Actualisé 13.09.2016 à 14:28

FranceMutinerie dans une prison: détenus évacués

Des prisonniers ont allumé un incendie dans leur établissement, lundi. Onze personnes ont été hospitalisées.

Prison de Vivonne (France).

Prison de Vivonne (France).

Keystone

Une mutinerie s'est déroulée lundi à la prison de Vivonne, près de Poitiers dans le centre-ouest de la France, où plusieurs dizaines de détenus ont allumé un incendie et occupé un bâtiment, ont annoncé les autorités. Cinq membres des forces de l'ordre et six détenus ont été hospitalisés, en lien avec l'inhalation de fumées déclenchées par les mutins au deuxième étage d'un des bâtiments du centre pénitentiaire, a précisé la préfecture. Un des détenus hospitalisés a été victime d'un infarctus.

La mutinerie, qui s'est déclenchée à 17 heures, a pris fin vers 22h15 après l'intervention des forces de sécurité et la situation était sous «contrôle», selon le ministère de la Justice.

Les flammes, qui avaient envahi un des trois étages du bâtiment, avaient été éteintes en début de soirée par les pompiers, avait constaté sur place l'AFP. Tous les surveillants avaient pu quitter le bâtiment, qui abrite 178 prisonniers au total, avait dit à l'AFP Emmanuel Giraud, un responsable syndical.

Une soixantaine de détenus

«Deux détenus ont bousculé un surveillant et ont réussi à lui subtiliser son trousseau de clefs, ce qui leur a permis d'ouvrir toutes les cellules» du deuxième étage du bâtiment, a expliqué le syndicaliste. Après avoir «mis le feu aux coursives et à l'atrium» (le rond-point central), des prisonniers «ont tout cassé à l'intérieur», a ajouté Emmanuel Giraud, sans pouvoir préciser le nombre des mutins ni quelles étaient leurs revendications.

D'après une source pénitentiaire, il s'agissait d'une soixantaine de détenus qui avaient refusé de regagner leurs cellules.

L'incident aurait eu comme origine le refus de permission de sortie à un détenu, qui s'est rebellé, entraînant d'autres détenus dans son mouvement, a-t-on indiqué de source syndicale pénitentiaire.

Détenus en garde à vue

Deux détenus de 30 et 34 ans ont été placés en garde à vue. Les autres détenus de l'étage «ont été évacués vers le gymnase» de la prison. Des poursuites judiciaires devraient être engagées contre plusieurs détenus à mesure de l'éclairage sur la responsabilité des participants, a précisé le ministère à l'AFP.

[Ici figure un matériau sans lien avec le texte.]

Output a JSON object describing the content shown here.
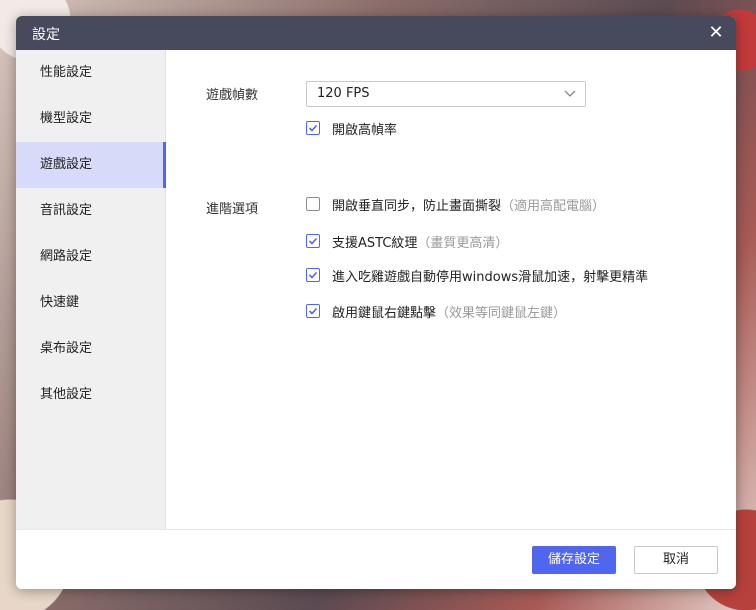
{
  "window": {
    "title": "設定"
  },
  "sidebar": {
    "items": [
      {
        "label": "性能設定"
      },
      {
        "label": "機型設定"
      },
      {
        "label": "遊戲設定",
        "active": true
      },
      {
        "label": "音訊設定"
      },
      {
        "label": "網路設定"
      },
      {
        "label": "快速鍵"
      },
      {
        "label": "桌布設定"
      },
      {
        "label": "其他設定"
      }
    ]
  },
  "main": {
    "frame_rate": {
      "label": "遊戲幀數",
      "selected": "120 FPS",
      "high_fps": {
        "label": "開啟高幀率",
        "checked": true
      }
    },
    "advanced": {
      "label": "進階選項",
      "options": [
        {
          "label": "開啟垂直同步，防止畫面撕裂",
          "note": "（適用高配電腦）",
          "checked": false
        },
        {
          "label": "支援ASTC紋理",
          "note": "（畫質更高清）",
          "checked": true
        },
        {
          "label": "進入吃雞遊戲自動停用windows滑鼠加速，射擊更精準",
          "note": "",
          "checked": true
        },
        {
          "label": "啟用鍵鼠右鍵點擊",
          "note": "（效果等同鍵鼠左鍵）",
          "checked": true
        }
      ]
    }
  },
  "footer": {
    "save_label": "儲存設定",
    "cancel_label": "取消"
  },
  "colors": {
    "accent": "#5066ee",
    "titlebar": "#464a5c",
    "sidebar_bg": "#f0f0f0",
    "active_bg": "#d7dbf9"
  }
}
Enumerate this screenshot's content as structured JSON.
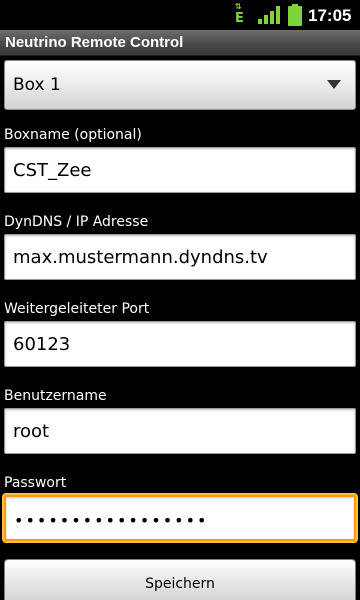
{
  "status_bar": {
    "network_type": "E",
    "network_arrows": "⇅",
    "time": "17:05",
    "icons": [
      "network-edge-icon",
      "signal-icon",
      "battery-icon"
    ],
    "icon_color": "#7fd43a"
  },
  "app": {
    "title": "Neutrino Remote Control"
  },
  "box_spinner": {
    "selected": "Box 1",
    "icon": "chevron-down-icon"
  },
  "form": {
    "boxname": {
      "label": "Boxname (optional)",
      "value": "CST_Zee"
    },
    "host": {
      "label": "DynDNS / IP Adresse",
      "value": "max.mustermann.dyndns.tv"
    },
    "port": {
      "label": "Weitergeleiteter Port",
      "value": "60123"
    },
    "username": {
      "label": "Benutzername",
      "value": "root"
    },
    "password": {
      "label": "Passwort",
      "masked_value": "•••••••••••••••••"
    },
    "focus_color": "#ff9a00"
  },
  "actions": {
    "save_label": "Speichern"
  }
}
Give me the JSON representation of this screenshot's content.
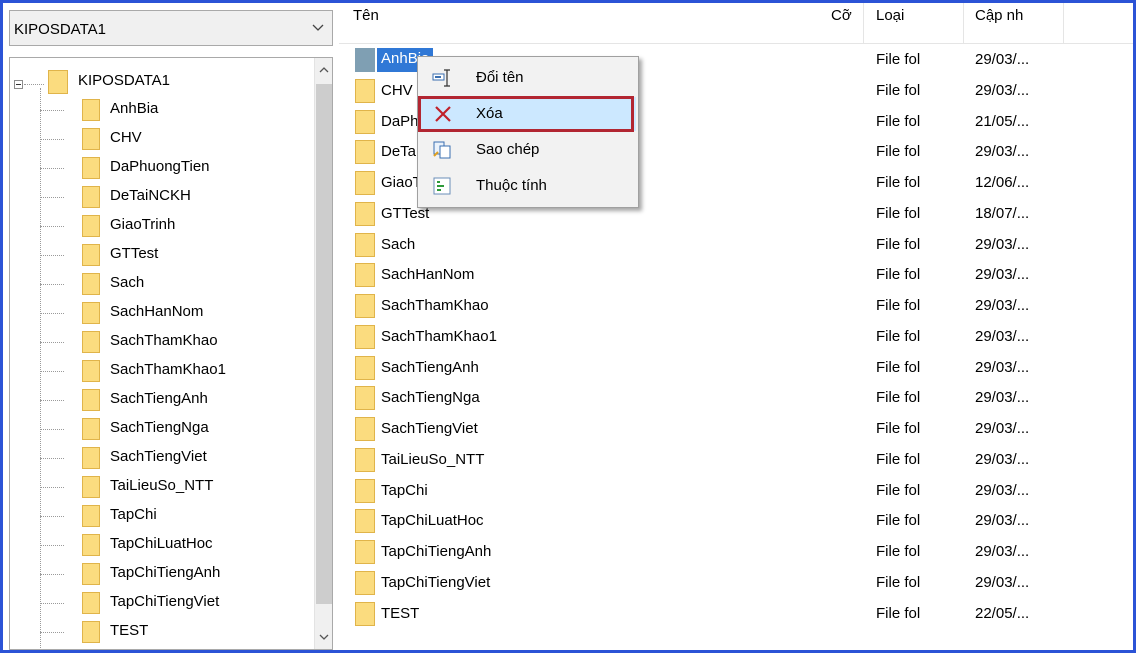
{
  "drive_select": {
    "value": "KIPOSDATA1"
  },
  "tree": {
    "root_label": "KIPOSDATA1",
    "items": [
      "AnhBia",
      "CHV",
      "DaPhuongTien",
      "DeTaiNCKH",
      "GiaoTrinh",
      "GTTest",
      "Sach",
      "SachHanNom",
      "SachThamKhao",
      "SachThamKhao1",
      "SachTiengAnh",
      "SachTiengNga",
      "SachTiengViet",
      "TaiLieuSo_NTT",
      "TapChi",
      "TapChiLuatHoc",
      "TapChiTiengAnh",
      "TapChiTiengViet",
      "TEST"
    ]
  },
  "list": {
    "columns": {
      "name": "Tên",
      "size": "Cỡ",
      "type": "Loại",
      "modified": "Cập nh"
    },
    "selected_name": "AnhBia",
    "rows": [
      {
        "name": "AnhBia",
        "type": "File fol",
        "date": "29/03/..."
      },
      {
        "name": "CHV",
        "type": "File fol",
        "date": "29/03/..."
      },
      {
        "name": "DaPhuongTien",
        "type": "File fol",
        "date": "21/05/..."
      },
      {
        "name": "DeTaiNCKH",
        "type": "File fol",
        "date": "29/03/..."
      },
      {
        "name": "GiaoTrinh",
        "type": "File fol",
        "date": "12/06/..."
      },
      {
        "name": "GTTest",
        "type": "File fol",
        "date": "18/07/..."
      },
      {
        "name": "Sach",
        "type": "File fol",
        "date": "29/03/..."
      },
      {
        "name": "SachHanNom",
        "type": "File fol",
        "date": "29/03/..."
      },
      {
        "name": "SachThamKhao",
        "type": "File fol",
        "date": "29/03/..."
      },
      {
        "name": "SachThamKhao1",
        "type": "File fol",
        "date": "29/03/..."
      },
      {
        "name": "SachTiengAnh",
        "type": "File fol",
        "date": "29/03/..."
      },
      {
        "name": "SachTiengNga",
        "type": "File fol",
        "date": "29/03/..."
      },
      {
        "name": "SachTiengViet",
        "type": "File fol",
        "date": "29/03/..."
      },
      {
        "name": "TaiLieuSo_NTT",
        "type": "File fol",
        "date": "29/03/..."
      },
      {
        "name": "TapChi",
        "type": "File fol",
        "date": "29/03/..."
      },
      {
        "name": "TapChiLuatHoc",
        "type": "File fol",
        "date": "29/03/..."
      },
      {
        "name": "TapChiTiengAnh",
        "type": "File fol",
        "date": "29/03/..."
      },
      {
        "name": "TapChiTiengViet",
        "type": "File fol",
        "date": "29/03/..."
      },
      {
        "name": "TEST",
        "type": "File fol",
        "date": "22/05/..."
      }
    ]
  },
  "context_menu": {
    "items": [
      {
        "label": "Đổi tên",
        "icon": "rename-icon"
      },
      {
        "label": "Xóa",
        "icon": "delete-icon"
      },
      {
        "label": "Sao chép",
        "icon": "copy-icon"
      },
      {
        "label": "Thuộc tính",
        "icon": "properties-icon"
      }
    ],
    "highlighted_index": 1
  },
  "colors": {
    "frame_border": "#2b53d6",
    "folder_fill": "#fbdc7f",
    "selection": "#3078d6",
    "menu_highlight": "#cce8ff",
    "annotation_box": "#b22632"
  }
}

Une dizaine de véhicules de gendarmes avaient été dépêchés sur place, tandis qu'un hélicoptère survolait le site.

Le centre de Vivonne, inauguré en 2009, est un établissement d'une capacité de 578 places, et hébergeait ces jours-ci 525 détenus, ce qui ne suggère pas de problème de surpopulation.

Détenus évacués

«Le bâtiment est inapte à recevoir du public», a expliqué à l'AFP Emmanuel Giraud, délégué régional du syndicat FO pénitentiaire pour la Nouvelle Aquitaine. Même si un seul des trois étages du bâtiment a été touché par les flammes, le ruissellement de l'eau déversée par les pompiers pour maîtriser les incendies a mis «hors service le système électrique et la vidéosurveillance pour l'ensemble du bâtiment», a-t-il précisé.

Par conséquent, une centaine des 178 détenus de ce bâtiment vont être transférés dans la journée vers d'autres prisons de la région (Uzerche en Corrèze, Neuvic en Dordogne et Villeneuve-sur-Lot en Lot-et-Garonne), a expliqué M. Giraud.

Selon lui, les détenus restants pourront encore être hébergés «pendant quelques jours» à Vivonne, mais une demande a été faite auprès de l'Administration pénitentiaire pour obtenir la fermeture du bâtiment touché le temps d'effectuer les réparations.